Ein weiteres zentrales Element in Mailand ist der sogenannte Indoor-Prüfstand. Dort können verschiedene Fahrbahnoberflächen simuliert werden, indem Geschwindigkeit, Temperatur und Bewegungen präzise gesteuert werden. Das System ist laut Pirelli vollständig automatisiert und ermöglicht es, mehrere Reifensätze unter identischen Bedingungen zu testen.

"Wir können verschiedene Reifentypen mit unterschiedlichen Eigenschaften vergleichen und die Wirkung von Konstruktion, Mischung und Profil exakt analysieren", sagt Carosio. Der Prüfstand ermöglicht es zudem, reproduzierbare Ergebnisse zu erzielen und externe Einflüsse auszuschließen.

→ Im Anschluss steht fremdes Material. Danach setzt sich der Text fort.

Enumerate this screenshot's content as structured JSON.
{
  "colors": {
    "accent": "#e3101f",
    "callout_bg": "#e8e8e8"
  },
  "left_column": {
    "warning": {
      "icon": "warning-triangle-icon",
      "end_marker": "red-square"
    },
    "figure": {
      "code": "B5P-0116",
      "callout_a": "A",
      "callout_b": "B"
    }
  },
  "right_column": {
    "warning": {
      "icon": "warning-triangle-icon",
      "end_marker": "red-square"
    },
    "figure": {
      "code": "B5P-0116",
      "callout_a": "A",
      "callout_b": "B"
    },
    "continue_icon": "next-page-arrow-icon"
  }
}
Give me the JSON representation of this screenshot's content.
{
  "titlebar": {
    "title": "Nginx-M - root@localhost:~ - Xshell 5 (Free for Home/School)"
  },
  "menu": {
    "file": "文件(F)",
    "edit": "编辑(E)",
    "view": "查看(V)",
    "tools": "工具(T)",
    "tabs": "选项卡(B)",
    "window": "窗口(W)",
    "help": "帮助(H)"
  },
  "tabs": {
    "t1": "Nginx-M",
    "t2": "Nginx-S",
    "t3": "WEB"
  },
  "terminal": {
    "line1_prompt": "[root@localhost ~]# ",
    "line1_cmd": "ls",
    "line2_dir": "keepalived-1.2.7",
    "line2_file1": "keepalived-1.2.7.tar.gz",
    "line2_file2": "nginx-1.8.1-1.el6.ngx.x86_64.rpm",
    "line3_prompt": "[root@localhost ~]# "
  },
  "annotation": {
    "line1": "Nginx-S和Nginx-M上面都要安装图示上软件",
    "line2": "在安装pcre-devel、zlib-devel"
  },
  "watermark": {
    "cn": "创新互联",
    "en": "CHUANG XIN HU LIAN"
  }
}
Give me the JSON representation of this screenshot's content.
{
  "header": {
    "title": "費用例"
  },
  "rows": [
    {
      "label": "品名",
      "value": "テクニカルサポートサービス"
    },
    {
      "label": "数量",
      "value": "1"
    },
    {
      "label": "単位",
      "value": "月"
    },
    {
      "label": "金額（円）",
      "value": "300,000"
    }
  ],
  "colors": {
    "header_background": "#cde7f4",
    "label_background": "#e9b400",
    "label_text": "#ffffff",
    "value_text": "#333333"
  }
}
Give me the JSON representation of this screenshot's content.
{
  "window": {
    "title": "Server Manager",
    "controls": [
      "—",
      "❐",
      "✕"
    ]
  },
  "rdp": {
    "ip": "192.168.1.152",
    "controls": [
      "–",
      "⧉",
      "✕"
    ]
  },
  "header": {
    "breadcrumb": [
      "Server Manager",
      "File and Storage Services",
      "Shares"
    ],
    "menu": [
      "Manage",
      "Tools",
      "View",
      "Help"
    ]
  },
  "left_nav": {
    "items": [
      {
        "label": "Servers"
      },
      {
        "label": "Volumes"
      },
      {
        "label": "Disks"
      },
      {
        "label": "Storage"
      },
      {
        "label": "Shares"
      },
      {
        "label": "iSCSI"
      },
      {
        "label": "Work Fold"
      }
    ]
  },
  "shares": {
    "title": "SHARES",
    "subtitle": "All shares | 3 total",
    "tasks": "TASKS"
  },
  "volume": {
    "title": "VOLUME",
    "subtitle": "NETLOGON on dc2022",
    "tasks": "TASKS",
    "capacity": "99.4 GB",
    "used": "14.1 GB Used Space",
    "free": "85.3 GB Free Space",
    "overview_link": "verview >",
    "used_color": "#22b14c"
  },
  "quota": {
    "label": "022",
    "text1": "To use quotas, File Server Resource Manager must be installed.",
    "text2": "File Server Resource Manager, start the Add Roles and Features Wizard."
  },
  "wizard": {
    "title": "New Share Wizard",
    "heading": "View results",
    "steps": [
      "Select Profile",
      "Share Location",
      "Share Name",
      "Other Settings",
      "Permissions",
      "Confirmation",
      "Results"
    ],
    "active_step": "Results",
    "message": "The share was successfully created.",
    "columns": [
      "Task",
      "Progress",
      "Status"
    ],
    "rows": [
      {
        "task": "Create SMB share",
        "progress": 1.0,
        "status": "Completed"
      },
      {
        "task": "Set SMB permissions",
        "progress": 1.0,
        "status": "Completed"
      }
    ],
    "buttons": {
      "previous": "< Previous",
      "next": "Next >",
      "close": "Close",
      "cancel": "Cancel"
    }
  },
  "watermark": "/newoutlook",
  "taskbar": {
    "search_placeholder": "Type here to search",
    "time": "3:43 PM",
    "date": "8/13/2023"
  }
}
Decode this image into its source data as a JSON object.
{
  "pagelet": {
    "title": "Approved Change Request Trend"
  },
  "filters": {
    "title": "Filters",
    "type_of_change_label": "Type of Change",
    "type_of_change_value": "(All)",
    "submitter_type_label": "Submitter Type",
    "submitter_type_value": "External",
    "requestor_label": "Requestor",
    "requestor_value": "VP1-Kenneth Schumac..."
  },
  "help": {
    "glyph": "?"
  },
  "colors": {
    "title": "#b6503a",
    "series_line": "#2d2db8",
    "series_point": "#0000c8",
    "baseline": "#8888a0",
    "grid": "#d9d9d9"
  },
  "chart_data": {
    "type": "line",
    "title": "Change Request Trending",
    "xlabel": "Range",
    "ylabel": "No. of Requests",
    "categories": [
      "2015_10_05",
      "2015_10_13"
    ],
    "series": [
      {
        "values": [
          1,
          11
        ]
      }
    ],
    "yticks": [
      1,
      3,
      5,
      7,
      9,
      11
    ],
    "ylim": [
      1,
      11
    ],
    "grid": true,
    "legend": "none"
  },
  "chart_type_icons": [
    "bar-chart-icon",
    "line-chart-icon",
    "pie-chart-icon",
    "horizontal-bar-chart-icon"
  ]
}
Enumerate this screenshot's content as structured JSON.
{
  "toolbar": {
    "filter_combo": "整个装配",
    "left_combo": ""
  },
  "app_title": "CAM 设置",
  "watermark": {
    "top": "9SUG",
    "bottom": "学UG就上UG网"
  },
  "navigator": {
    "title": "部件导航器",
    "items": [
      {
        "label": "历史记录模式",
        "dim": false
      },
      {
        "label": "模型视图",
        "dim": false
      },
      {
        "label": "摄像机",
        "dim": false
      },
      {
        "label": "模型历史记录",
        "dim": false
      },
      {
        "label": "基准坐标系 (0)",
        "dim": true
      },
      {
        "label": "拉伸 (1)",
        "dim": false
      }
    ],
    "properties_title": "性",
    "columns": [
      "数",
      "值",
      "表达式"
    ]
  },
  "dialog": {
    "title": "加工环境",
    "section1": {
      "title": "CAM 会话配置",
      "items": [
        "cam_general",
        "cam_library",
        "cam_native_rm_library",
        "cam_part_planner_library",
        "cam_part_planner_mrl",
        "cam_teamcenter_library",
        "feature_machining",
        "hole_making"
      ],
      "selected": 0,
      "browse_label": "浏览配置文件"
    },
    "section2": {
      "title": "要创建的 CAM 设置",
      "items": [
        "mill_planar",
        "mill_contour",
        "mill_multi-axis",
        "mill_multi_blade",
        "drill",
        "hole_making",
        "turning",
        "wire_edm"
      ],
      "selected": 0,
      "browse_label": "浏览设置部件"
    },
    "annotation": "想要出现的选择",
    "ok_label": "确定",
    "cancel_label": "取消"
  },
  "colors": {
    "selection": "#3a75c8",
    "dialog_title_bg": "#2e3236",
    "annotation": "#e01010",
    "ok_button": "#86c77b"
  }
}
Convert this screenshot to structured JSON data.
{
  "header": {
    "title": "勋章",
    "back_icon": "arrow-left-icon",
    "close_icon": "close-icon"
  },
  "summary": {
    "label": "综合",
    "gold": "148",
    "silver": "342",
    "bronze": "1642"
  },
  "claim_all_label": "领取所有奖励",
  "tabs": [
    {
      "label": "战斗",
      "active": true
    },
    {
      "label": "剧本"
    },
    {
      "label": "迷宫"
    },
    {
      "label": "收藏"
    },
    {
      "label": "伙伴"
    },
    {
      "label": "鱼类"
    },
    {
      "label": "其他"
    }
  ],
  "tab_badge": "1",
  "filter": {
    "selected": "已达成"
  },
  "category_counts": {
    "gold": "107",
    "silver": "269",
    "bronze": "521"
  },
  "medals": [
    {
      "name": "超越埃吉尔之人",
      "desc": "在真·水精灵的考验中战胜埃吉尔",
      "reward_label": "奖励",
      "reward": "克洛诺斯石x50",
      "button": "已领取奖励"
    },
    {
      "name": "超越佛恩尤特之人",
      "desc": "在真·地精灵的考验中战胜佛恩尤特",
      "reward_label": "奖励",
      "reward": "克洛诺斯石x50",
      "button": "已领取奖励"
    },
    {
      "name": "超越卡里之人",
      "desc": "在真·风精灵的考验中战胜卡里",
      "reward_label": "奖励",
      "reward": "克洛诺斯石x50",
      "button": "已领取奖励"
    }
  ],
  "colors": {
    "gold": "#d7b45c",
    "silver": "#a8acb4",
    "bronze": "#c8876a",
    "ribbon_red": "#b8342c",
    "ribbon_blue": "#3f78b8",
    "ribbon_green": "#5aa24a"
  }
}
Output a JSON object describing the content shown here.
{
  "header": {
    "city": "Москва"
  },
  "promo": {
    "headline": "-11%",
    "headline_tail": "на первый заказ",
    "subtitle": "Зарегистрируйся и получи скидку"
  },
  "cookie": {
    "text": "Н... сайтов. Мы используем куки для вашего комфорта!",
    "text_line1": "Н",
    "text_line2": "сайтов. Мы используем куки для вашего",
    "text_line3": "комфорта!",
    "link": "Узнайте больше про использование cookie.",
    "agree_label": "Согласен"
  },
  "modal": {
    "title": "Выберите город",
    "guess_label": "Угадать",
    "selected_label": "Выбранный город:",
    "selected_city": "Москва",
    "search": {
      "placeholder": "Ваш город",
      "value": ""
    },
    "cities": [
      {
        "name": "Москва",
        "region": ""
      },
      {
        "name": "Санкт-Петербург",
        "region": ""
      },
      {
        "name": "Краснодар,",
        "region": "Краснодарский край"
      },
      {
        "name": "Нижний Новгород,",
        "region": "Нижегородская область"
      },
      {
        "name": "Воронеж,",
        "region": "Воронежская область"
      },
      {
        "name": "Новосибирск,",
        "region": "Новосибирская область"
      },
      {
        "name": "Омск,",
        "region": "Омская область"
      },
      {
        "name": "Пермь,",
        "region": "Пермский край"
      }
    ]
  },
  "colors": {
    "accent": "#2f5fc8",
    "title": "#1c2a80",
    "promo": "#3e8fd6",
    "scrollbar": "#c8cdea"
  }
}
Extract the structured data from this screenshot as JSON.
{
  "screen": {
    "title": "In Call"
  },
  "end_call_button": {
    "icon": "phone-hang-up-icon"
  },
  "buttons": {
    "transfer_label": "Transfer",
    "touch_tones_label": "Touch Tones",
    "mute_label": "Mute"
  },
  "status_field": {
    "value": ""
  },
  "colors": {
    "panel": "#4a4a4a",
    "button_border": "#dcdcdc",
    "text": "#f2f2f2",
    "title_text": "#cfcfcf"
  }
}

Datenanalyse als wichtiger Bestandteil der Entwicklung

Neben den Indoor-Tests spielt auch die Datenauswertung eine wichtige Rolle. Pirelli speist die gewonnenen Erkenntnisse in eigene Fahrzeugsimulatoren ein, um das Verhalten der Reifen unter verschiedenen Bedingungen vorherzusagen. Ziel ist es dabei nicht nur, die absolute Performance zu steigern, sondern auch Unterschiede zwischen verschiedenen Mischungen besser nachvollziehen zu können.

Die Entwicklung der Reifen für 2026 gestaltet sich laut Pirelli besonders anspruchsvoll. Die neuen Fahrzeuge weisen andere aerodynamische Konzepte und technische Vorgaben auf, wodurch sich auch die Anforderungen an die Reifen verändert hat. Zudem sind die Ergebnisse der Simulationen in einer frühen Phase noch stark voneinander abgewichen.

"Die Aufgabe ist komplex, weil die Formel-1-Reifen heutzutage sehr anspruchsvoll sind", erklärt Carosio weiter. "Aber genau das macht die Arbeit interessant."

Dieses Wochenende am Circuit Gilles Villeneuve, der für harte Bremspunkte und wechselnde Grip-Verhältnisse bekannt ist, spielt das Reifenmanagement eine zentrale Rolle. Es dürfte besonders interessant werden, wie sich die weichen Mischungen von Pirelli unter den Anforderungen der Strecke verhalten werden.